Les doctorants veulent jouer les prolongations

— Le 20 mai 2020
Le flou entourant la prolongation des contrats doctoraux crée des tensions. On en sait (un peu) plus aujourd’hui.

L’unanimité totale dans la recherche est rare. Mais le cas de la prolongation des contrats doctoraux fait l’unanimité : universités, syndicats (pas un ne manque à l’appel), directeurs de laboratoires (par la voix de l’ADL) associations, sociétés savantes, institutions et organismes de recherche et financeurs comme l’Agence nationale de recherche (ANR) sont tous suspendus aux annonces de Frédérique Vidal (et à l’arbitrage de Bercy).

Le 23 avril, la ministre avait pourtant donné un signal positif : les contrats doctoraux ou post-doctoraux pourraient être prolongés « si nécessaire » d’un an et les crédits non consommés reportés en 2021, notamment ceux de l’ANR. De plus, il « coulait de source » que les établissements ne paieraient pas de leur poche. Concernant l’ANR la mesure, financièrement neutre, a été réglée rapidement… mais tout autre engagement budgétaire est encore pendant.

La loi jette le trouble. Pour ne rien clarifier, la loi d’urgence en discussion à l’Assemblée nationale ne prévoyait qu’une prolongation à durée très limitée, celle de l’état d’urgence, avant que le gouvernement revienne sur cette demi-annonce par amendement. Restait maintenant l’essentiel : éviter aux structures de recherche d’avoir à financer elles-mêmes ces prolongations, ce que la ministre semble avoir fait hier.

Les besoins de prolongement sont très hétérogènes, de zéro mois à un an ou même plus si un terrain a été annulé, une lignée de souris euthanasiée ou un printemps raté, le ministère de la Recherche a demandé un état des lieux précis (en voici un exemple).
Qui prolonger ? Pour quelle durée ? Sur quel critère ? On voit se profiler des « arbitrages horribles » en cas de manque de moyens, pour paraphraser un connaisseur du dossier.

Frédérique Vidal donne quelques garanties. Dans une allocution (à distance !) devant les députés le 19 mai, la ministre a assuré que l’Etat « sera là pour financer » la prolongation des contrats. Reste maintenant à connaître le sort des doctorants et post doc qui ne relèvent pas de l’Etat mais de régions ou d’associations par exemple. Frédérique Vidal a promis une circulaire rapidement sur le sujet : « On ne demandera pas à chaque doctorant d’aller au guichet de son financeur ».

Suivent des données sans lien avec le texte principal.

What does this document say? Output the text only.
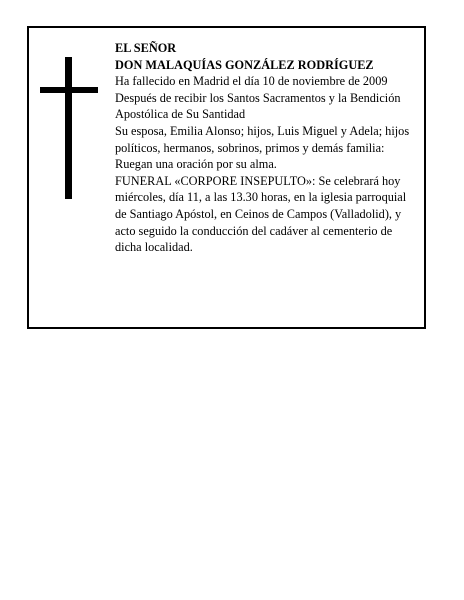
EL SEÑOR

DON MALAQUÍAS GONZÁLEZ RODRÍGUEZ

Ha fallecido en Madrid el día 10 de noviembre de 2009

Después de recibir los Santos Sacramentos y la Bendición Apostólica de Su Santidad

Su esposa, Emilia Alonso; hijos, Luis Miguel y Adela; hijos políticos, hermanos, sobrinos, primos y demás familia:

Ruegan una oración por su alma.

FUNERAL «CORPORE INSEPULTO»: Se celebrará hoy miércoles, día 11, a las 13.30 horas, en la iglesia parroquial de Santiago Apóstol, en Ceinos de Campos (Valladolid), y acto seguido la conducción del cadáver al cementerio de dicha localidad.
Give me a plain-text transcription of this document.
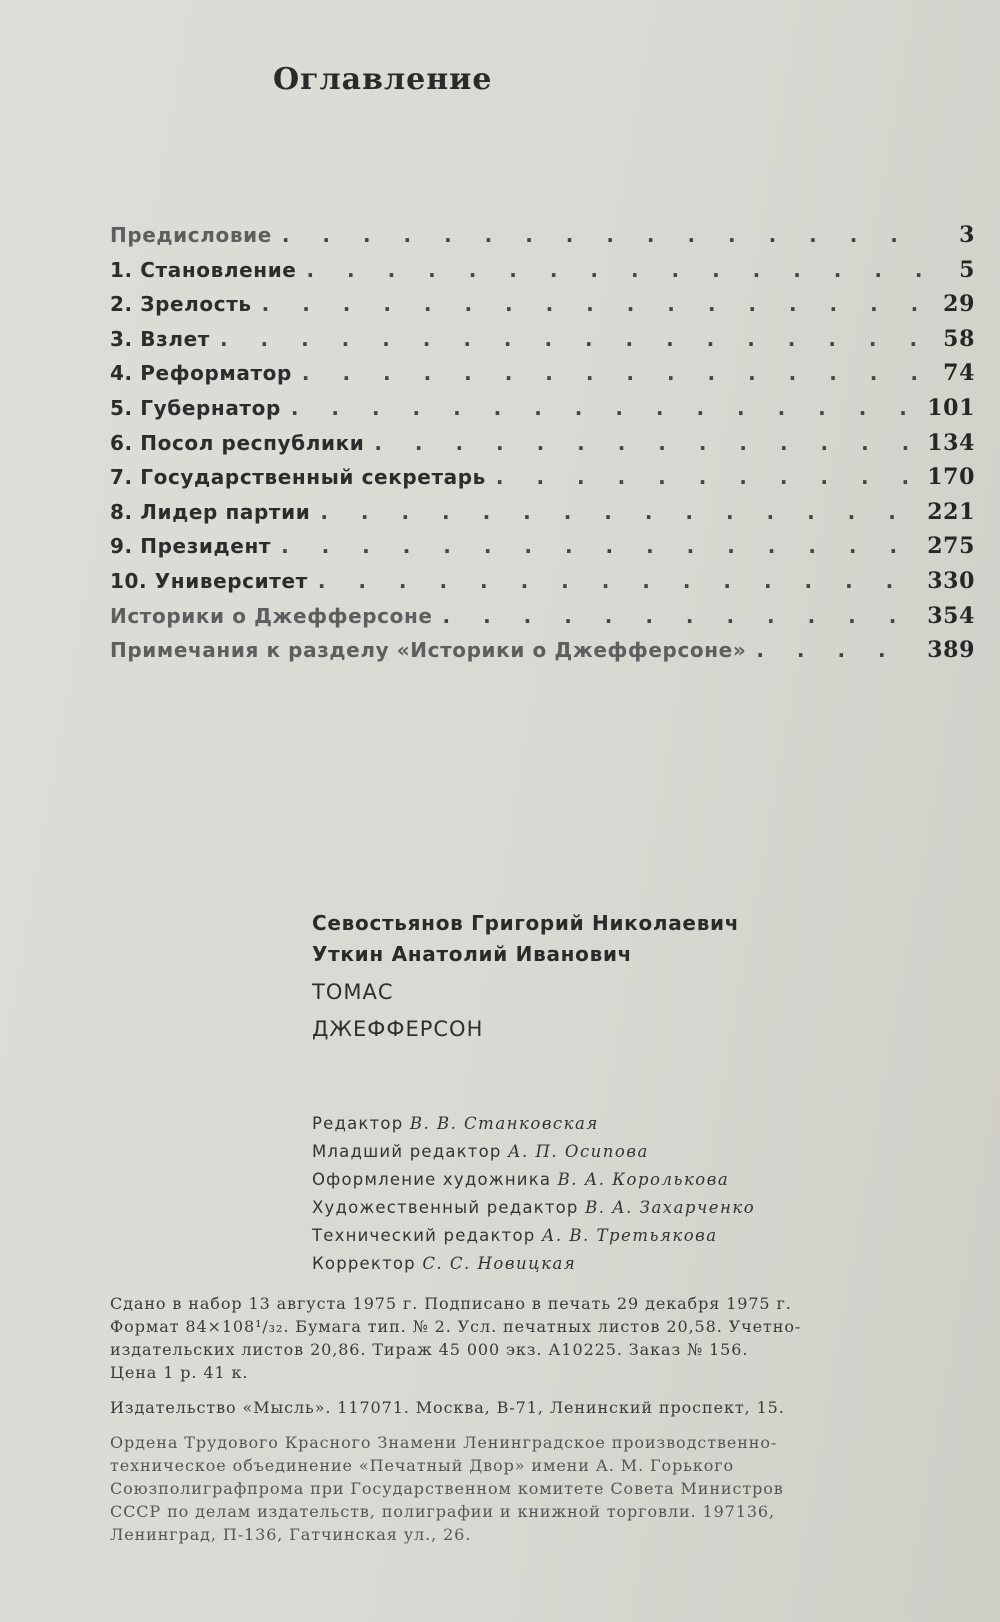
Оглавление
Предисловие . . .	3
1. Становление . . .	5
2. Зрелость . . .	29
3. Взлет . . .	58
4. Реформатор . . .	74
5. Губернатор . . .	101
6. Посол республики . . .	134
7. Государственный секретарь . . .	170
8. Лидер партии . . .	221
9. Президент . . .	275
10. Университет . . .	330
Историки о Джефферсоне . . .	354
Примечания к разделу «Историки о Джефферсоне» . . .	389
Севостьянов Григорий Николаевич
Уткин Анатолий Иванович
ТОМАС
ДЖЕФФЕРСОН
Редактор В. В. Станковская
Младший редактор А. П. Осипова
Оформление художника В. А. Королькова
Художественный редактор В. А. Захарченко
Технический редактор А. В. Третьякова
Корректор С. С. Новицкая
Сдано в набор 13 августа 1975 г. Подписано в печать 29 декабря 1975 г.
Формат 84×108¹/₃₂. Бумага тип. № 2. Усл. печатных листов 20,58. Учетно-
издательских листов 20,86. Тираж 45 000 экз. А10225. Заказ № 156.
Цена 1 р. 41 к.
Издательство «Мысль». 117071. Москва, В-71, Ленинский проспект, 15.
Ордена Трудового Красного Знамени Ленинградское производственно-
техническое объединение «Печатный Двор» имени А. М. Горького
Союзполиграфпрома при Государственном комитете Совета Министров
СССР по делам издательств, полиграфии и книжной торговли. 197136,
Ленинград, П-136, Гатчинская ул., 26.
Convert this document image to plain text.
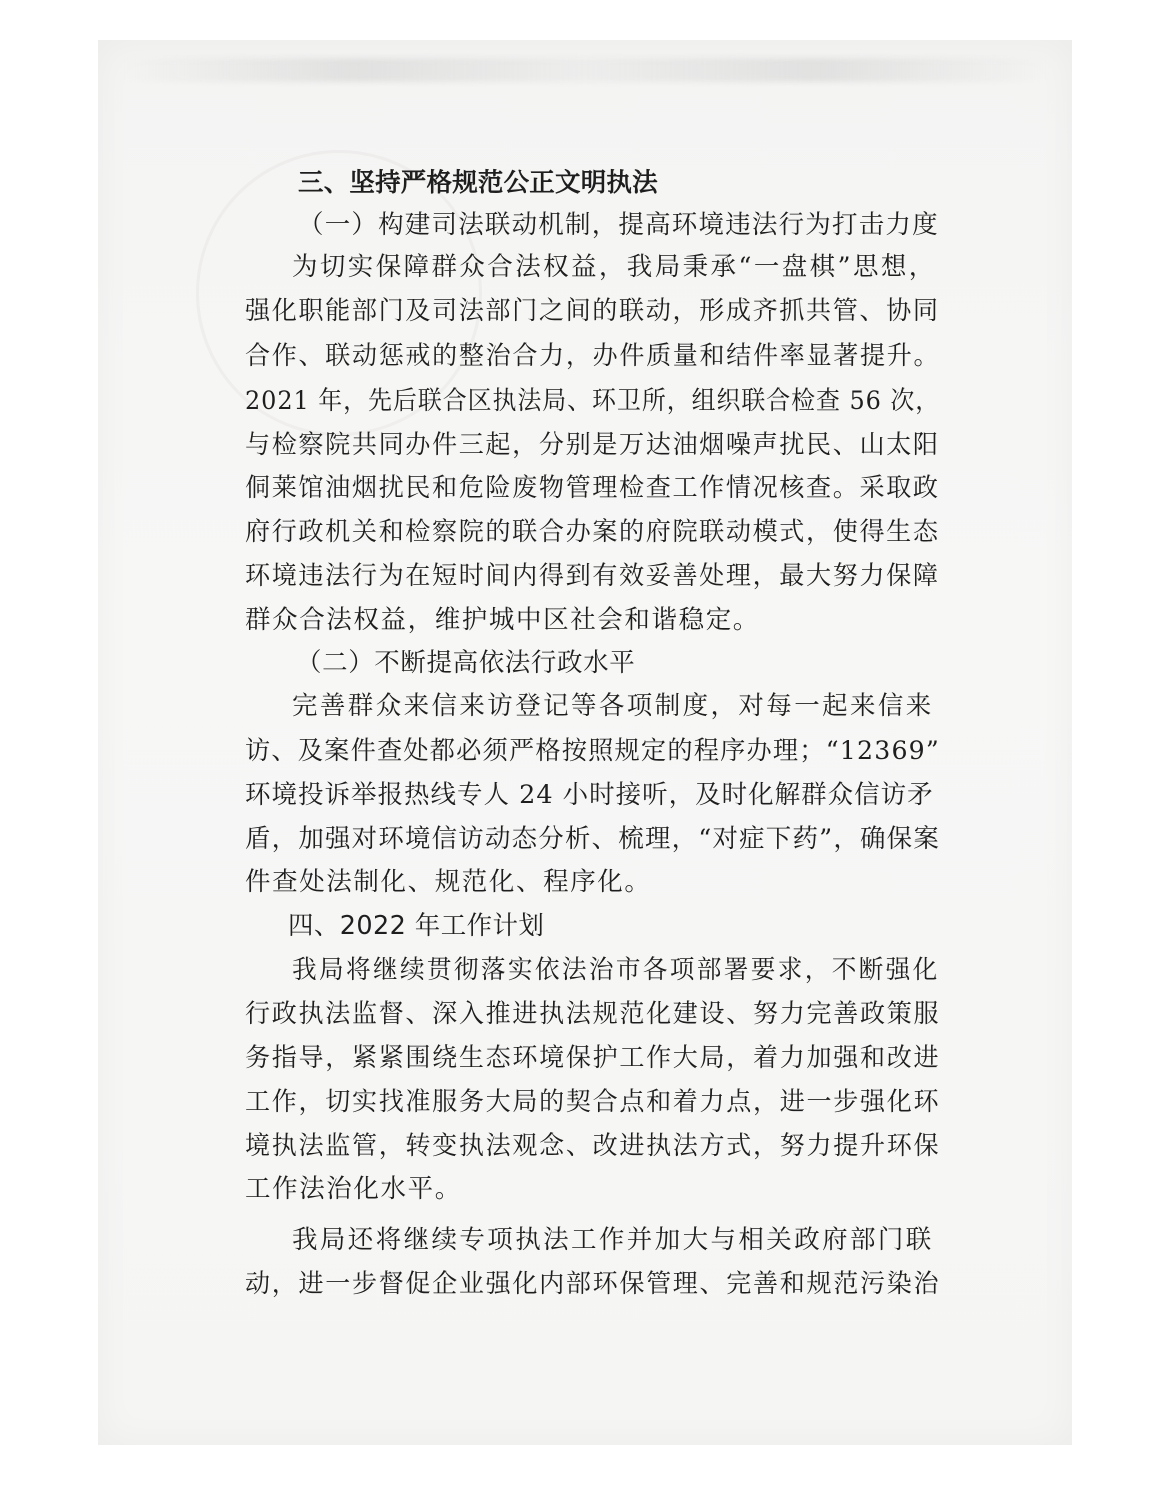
三、坚持严格规范公正文明执法
（一）构建司法联动机制，提高环境违法行为打击力度
为切实保障群众合法权益，我局秉承“一盘棋”思想，
强化职能部门及司法部门之间的联动，形成齐抓共管、协同
合作、联动惩戒的整治合力，办件质量和结件率显著提升。
2021 年，先后联合区执法局、环卫所，组织联合检查 56 次，
与检察院共同办件三起，分别是万达油烟噪声扰民、山太阳
侗莱馆油烟扰民和危险废物管理检查工作情况核查。采取政
府行政机关和检察院的联合办案的府院联动模式，使得生态
环境违法行为在短时间内得到有效妥善处理，最大努力保障
群众合法权益，维护城中区社会和谐稳定。
（二）不断提高依法行政水平
完善群众来信来访登记等各项制度，对每一起来信来
访、及案件查处都必须严格按照规定的程序办理；“12369”
环境投诉举报热线专人 24 小时接听，及时化解群众信访矛
盾，加强对环境信访动态分析、梳理，“对症下药”，确保案
件查处法制化、规范化、程序化。
四、2022 年工作计划
我局将继续贯彻落实依法治市各项部署要求，不断强化
行政执法监督、深入推进执法规范化建设、努力完善政策服
务指导，紧紧围绕生态环境保护工作大局，着力加强和改进
工作，切实找准服务大局的契合点和着力点，进一步强化环
境执法监管，转变执法观念、改进执法方式，努力提升环保
工作法治化水平。
我局还将继续专项执法工作并加大与相关政府部门联
动，进一步督促企业强化内部环保管理、完善和规范污染治
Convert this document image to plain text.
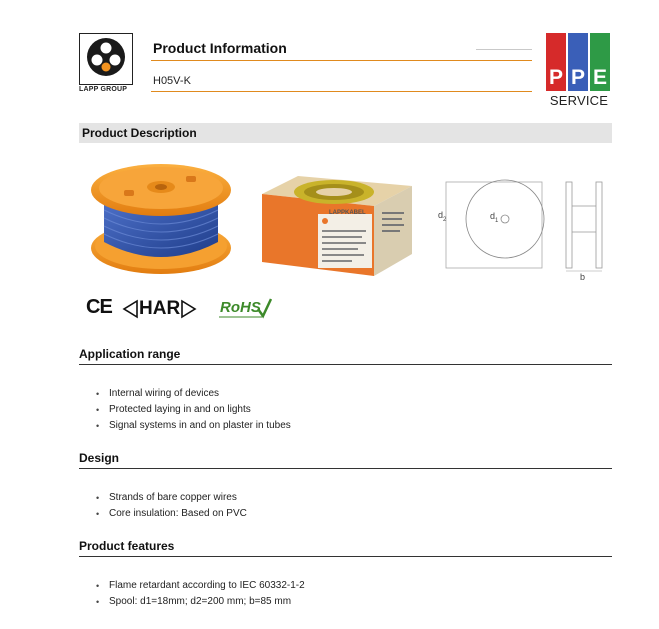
LAPP GROUP
Product Information
H05V-K	P P E
SERVICE
Product Description
LAPPKABEL	$d_2$	$d_1$
b
CE HAR	RoHS
Application range
• Internal wiring of devices
• Protected laying in and on lights
• Signal systems in and on plaster in tubes
Design
• Strands of bare copper wires
• Core insulation: Based on PVC
Product features
• Flame retardant according to IEC 60332-1-2
• Spool: d1=18mm; d2=200 mm; b=85 mm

Le chiffrage de la mesure est compliqué. Plusieurs estimations existent : le chiffre de 55 millions d’euros équivalent à deux mois de prolongation pour tous, qui a circulé de source ministérielle, a tout d’un prix plancher. Les sociétés savantes évaluent la prolongation de trois mois de tous les contrats à durée déterminée en recherche et dans les universités  à 362 millions. La question politique est plutôt : pourquoi faire l’économie de cette dépense alors que les doctorants sont le bras armé de la recherche en France ?
Interdits de labo

 La loi est absurde mais c’est la loi : le décret « post confinement » du 11 mai 2020 (exactement son article 12) interdit aux « usagers » l’accès aux établissements d’enseignement supérieur. Et par « usagers », la loi entend de nombreuses catégories… dont une partie des doctorants, à savoir ceux qui ne sont pas salariés par l’université, comme les boursiers ou ceux dépendant d’un organisme de recherche mais aussi tous les étudiants en stage par exemple. Une contradiction qui n’est pas qu’apparente avec les directives de déconfinement du ministère de la Recherche qui précisent que « la reprise progressive des activités de recherche en présentiel pourra concerner l’ensemble des personnels qui y concourent, quel que soit leur statut juridique ».